Abgeordnetenbezüge
Als Abgeordnete gelten Bundes- und Landtagsabgeordnete sowie Abgeordnete des Europaparlaments. Bezüge, die ihnen auf Grundlage des Abgeordnetengesetztes gezahlt werden, sind sonstige Einkünfte. Keine sonstigen Einkünfte, sondern Einkünfte aus unselbständiger Arbeit, beziehen Kreistagsabgeordnete und Mitglieder kommunaler Vertretungen (Stadt- und Gemeinderäte). Erhalten Abgeordnete andere Bezüge oder Gehälter, zum Beispiel für Fraktionstätigkeiten, liegen keine sonstigen Einkünfte vor. In den meisten Fällen handelt es sich hierbei um Einkünfte aus unselbständiger Arbeit oder aus selbständiger Arbeit.

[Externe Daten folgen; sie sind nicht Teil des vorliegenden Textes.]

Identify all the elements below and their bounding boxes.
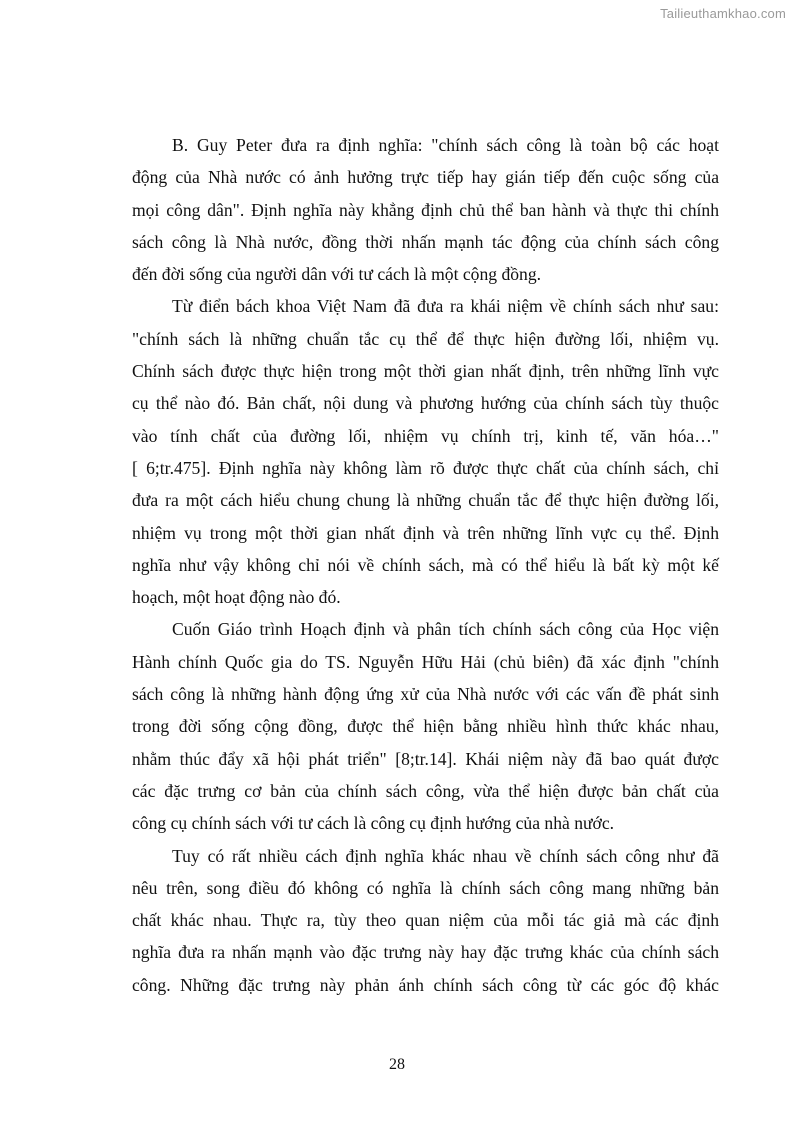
text-line: cụ thể nào đó. Bản chất, nội dung và phương hướng của chính sách tùy thuộc — [132, 393, 719, 414]
text-line: công cụ chính sách với tư cách là công cụ định hướng của nhà nước. — [132, 813, 615, 834]
text-line: trong đời sống cộng đồng, được thể hiện bằng nhiều hình thức khác nhau, — [132, 716, 719, 737]
text-line: nhiệm vụ trong một thời gian nhất định và trên những lĩnh vực cụ thể. Định — [132, 522, 719, 543]
watermark: Tailieuthamkhao.com — [660, 6, 786, 21]
paragraph-4 — [132, 840, 719, 1001]
paragraph-3 — [132, 613, 719, 839]
text-line: hoạch, một hoạt động nào đó. — [132, 587, 341, 608]
text-line: sách công là Nhà nước, đồng thời nhấn mạnh tác động của chính sách công — [132, 231, 719, 252]
text-line: động của Nhà nước có ảnh hưởng trực tiếp hay gián tiếp đến cuộc sống của — [132, 167, 719, 188]
text-line: Chính sách được thực hiện trong một thời gian nhất định, trên những lĩnh vực — [132, 361, 719, 382]
text-line: công. Những đặc trưng này phản ánh chính sách công từ các góc độ khác — [132, 974, 719, 995]
text-line: B. Guy Peter đưa ra định nghĩa: "chính sách công là toàn bộ các hoạt — [172, 135, 719, 155]
text-line: "chính sách là những chuẩn tắc cụ thể để thực hiện đường lối, nhiệm vụ. — [132, 328, 719, 349]
text-line: đến đời sống của người dân với tư cách là một cộng đồng. — [132, 264, 542, 285]
text-line: sách công là những hành động ứng xử của Nhà nước với các vấn đề phát sinh — [132, 684, 719, 705]
page-number: 28 — [389, 1056, 405, 1073]
text-line: vào tính chất của đường lối, nhiệm vụ chính trị, kinh tế, văn hóa…" — [132, 425, 719, 446]
paragraph-1 — [132, 129, 719, 290]
text-line: nghĩa đưa ra nhấn mạnh vào đặc trưng này hay đặc trưng khác của chính sách — [132, 942, 719, 963]
text-line: Hành chính Quốc gia do TS. Nguyễn Hữu Hải (chủ biên) đã xác định "chính — [132, 651, 719, 672]
document-body — [132, 129, 719, 1001]
text-line: chất khác nhau. Thực ra, tùy theo quan niệm của mỗi tác giả mà các định — [132, 910, 719, 931]
text-line: các đặc trưng cơ bản của chính sách công, vừa thể hiện được bản chất của — [132, 780, 719, 801]
text-line: nhằm thúc đẩy xã hội phát triển" [8;tr.14]. Khái niệm này đã bao quát được — [132, 748, 719, 769]
text-line: Từ điển bách khoa Việt Nam đã đưa ra khái niệm về chính sách như sau: — [172, 296, 719, 317]
text-line: [ 6;tr.475]. Định nghĩa này không làm rõ được thực chất của chính sách, chỉ — [132, 457, 719, 478]
text-line: mọi công dân". Định nghĩa này khẳng định chủ thể ban hành và thực thi chính — [132, 199, 719, 220]
text-line: nêu trên, song điều đó không có nghĩa là chính sách công mang những bản — [132, 877, 719, 898]
paragraph-2 — [132, 290, 719, 613]
text-line: Cuốn Giáo trình Hoạch định và phân tích chính sách công của Học viện — [172, 619, 719, 640]
text-line: nghĩa như vậy không chỉ nói về chính sách, mà có thể hiểu là bất kỳ một kế — [132, 554, 719, 575]
text-line: Tuy có rất nhiều cách định nghĩa khác nhau về chính sách công như đã — [172, 845, 719, 866]
text-line: đưa ra một cách hiểu chung chung là những chuẩn tắc để thực hiện đường lối, — [132, 490, 719, 511]
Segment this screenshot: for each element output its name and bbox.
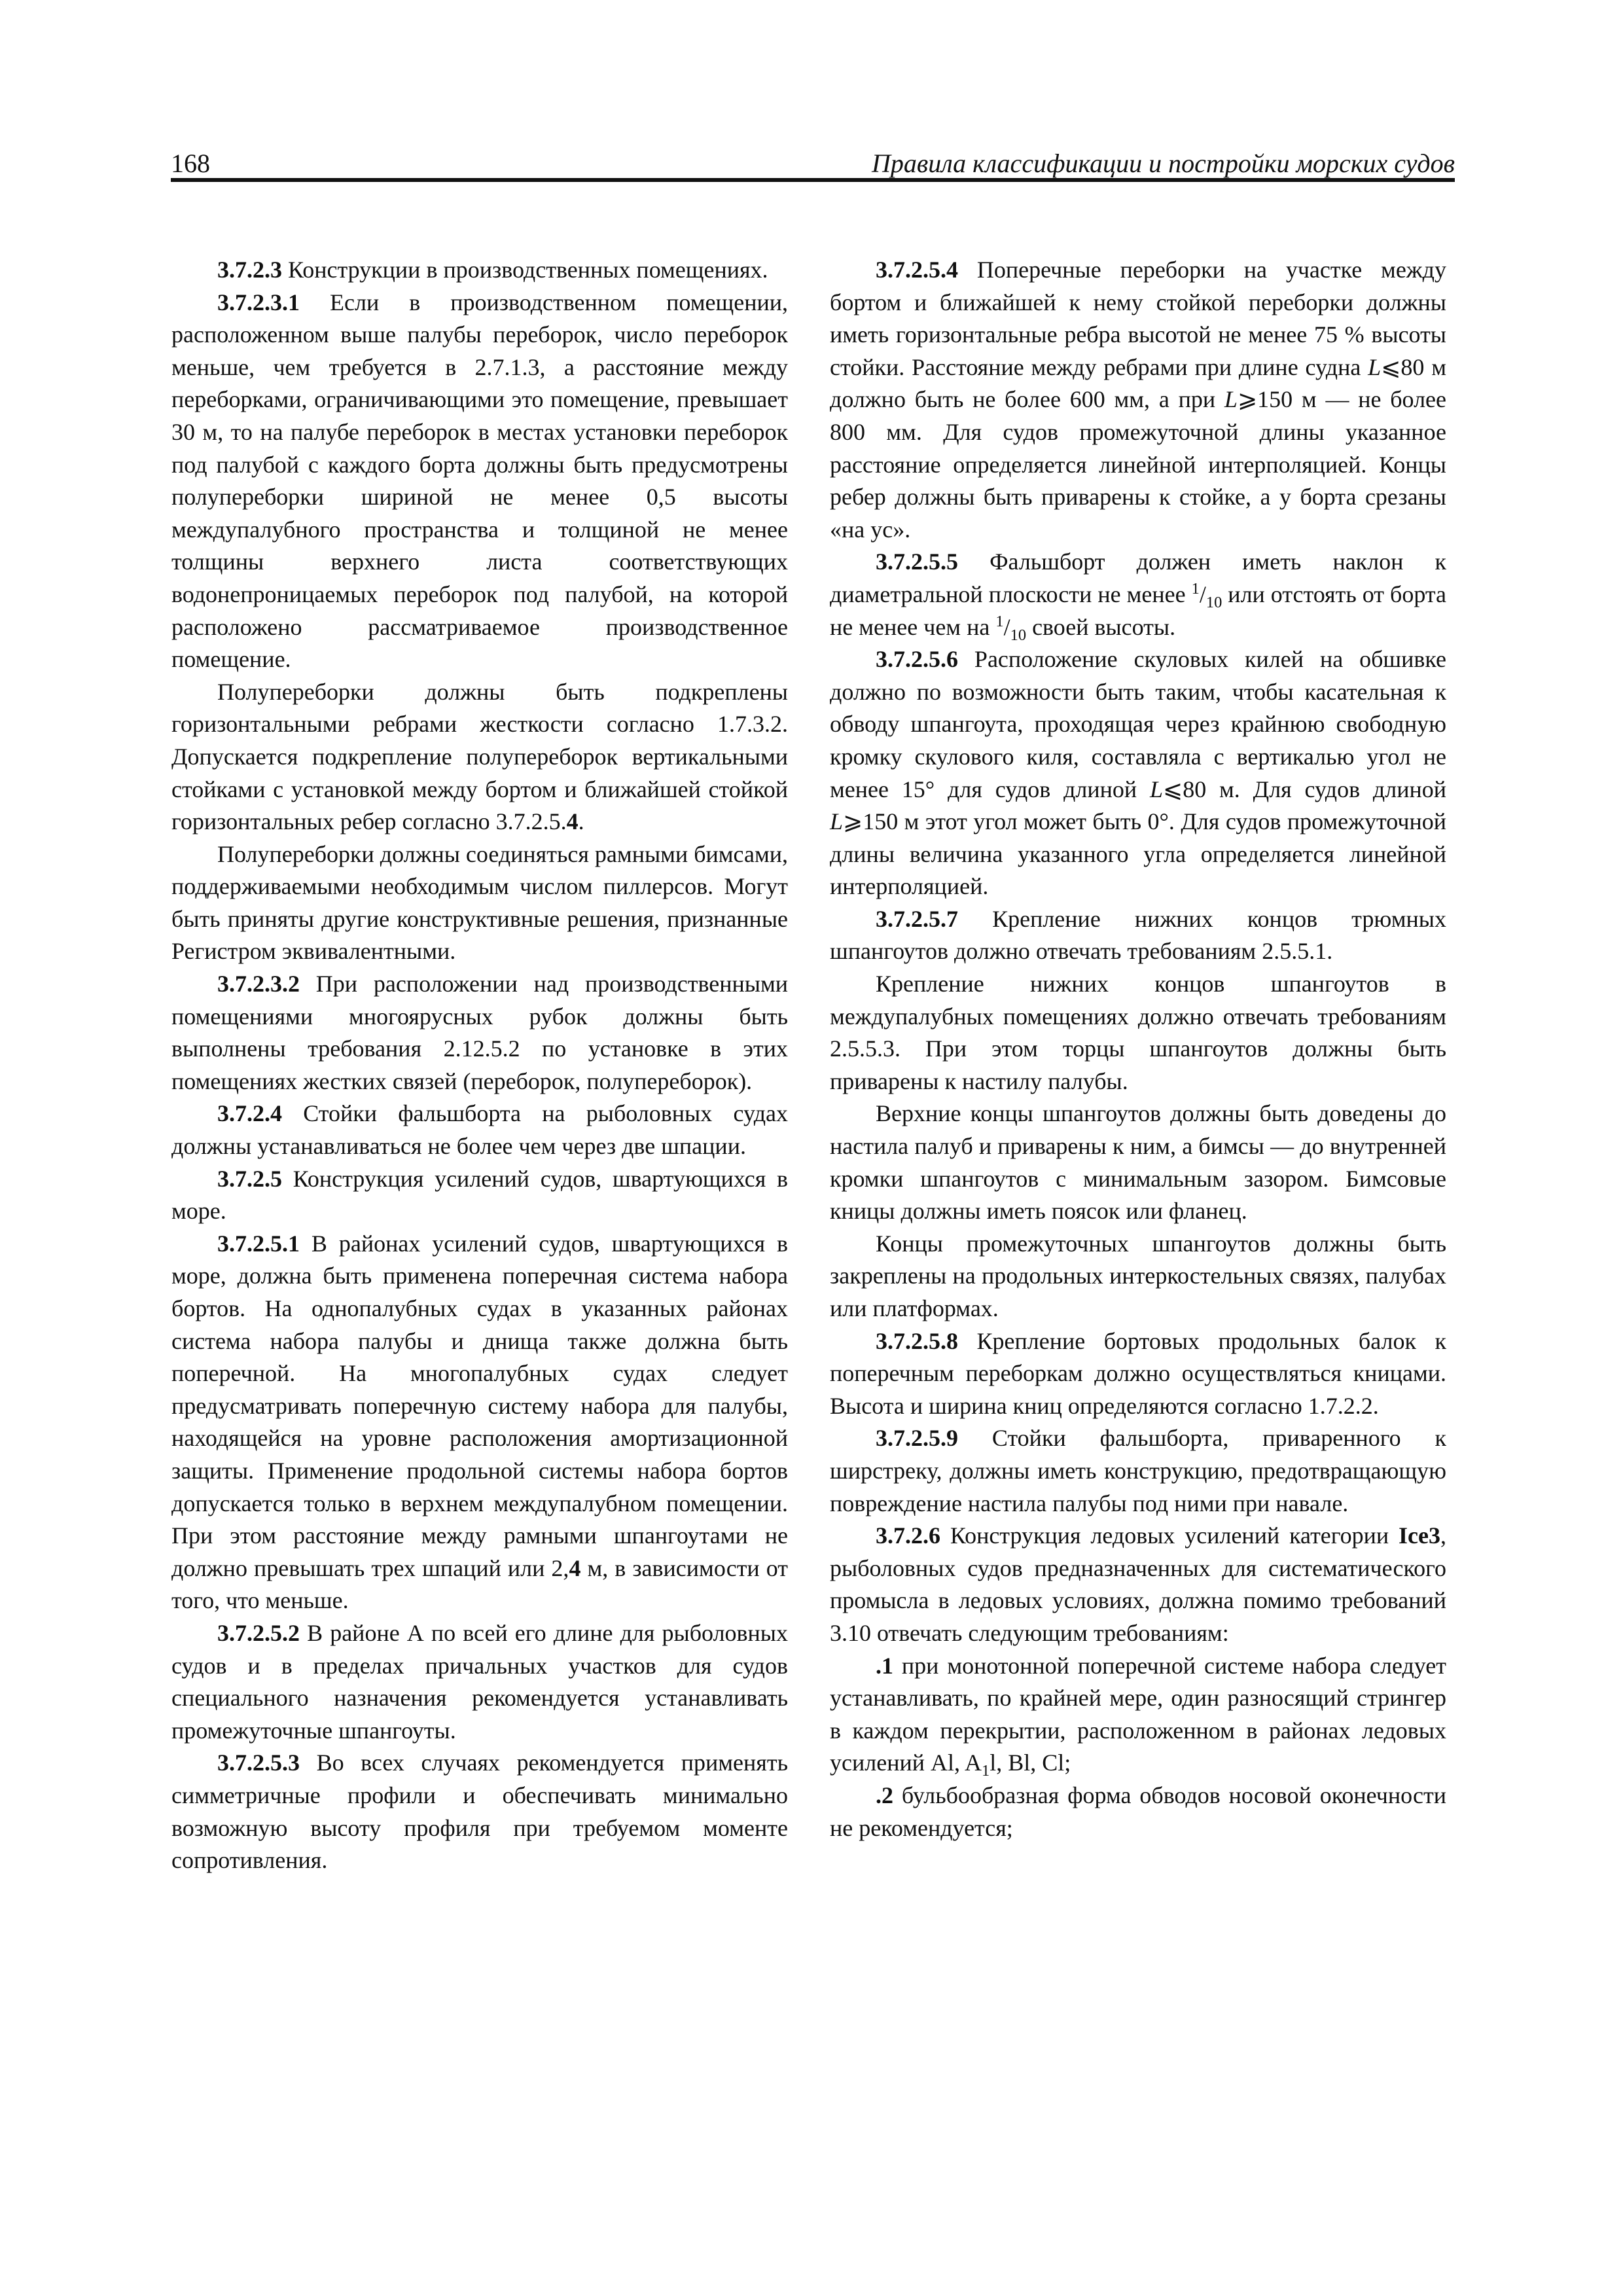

Nicht alle Abgeordnetenbezüge unterliegen der Besteuerung. Steuerfrei sind zum Beispiel Aufwandsentschädigungen oder Tagungs- und Sitzungsgelder, die anfallende Mandatskosten decken. Diese steuerfreien Einnahmen sind vom Werbungskostenabzug ausgeschlossen. Zwangsläufig können Abgeordnete ihre Wahlkampfkosten steuerlich nicht geltend machen. Zuzüglich zu den Aufwandsentschädigung sind auch Zuschüsse zur Krankenversicherung und Beiträge zur Rentenversicherung steuerfrei.
Aus dem EU-Haushalt an EU-Abgeordneten gezahlte Entschädigungen, Übergangsgelder, Ruhegehälter bzw. Hinterbliebenenversorgungen sind nach § 22 Nr. 4 Satz 2 EStG steuerpflichtig.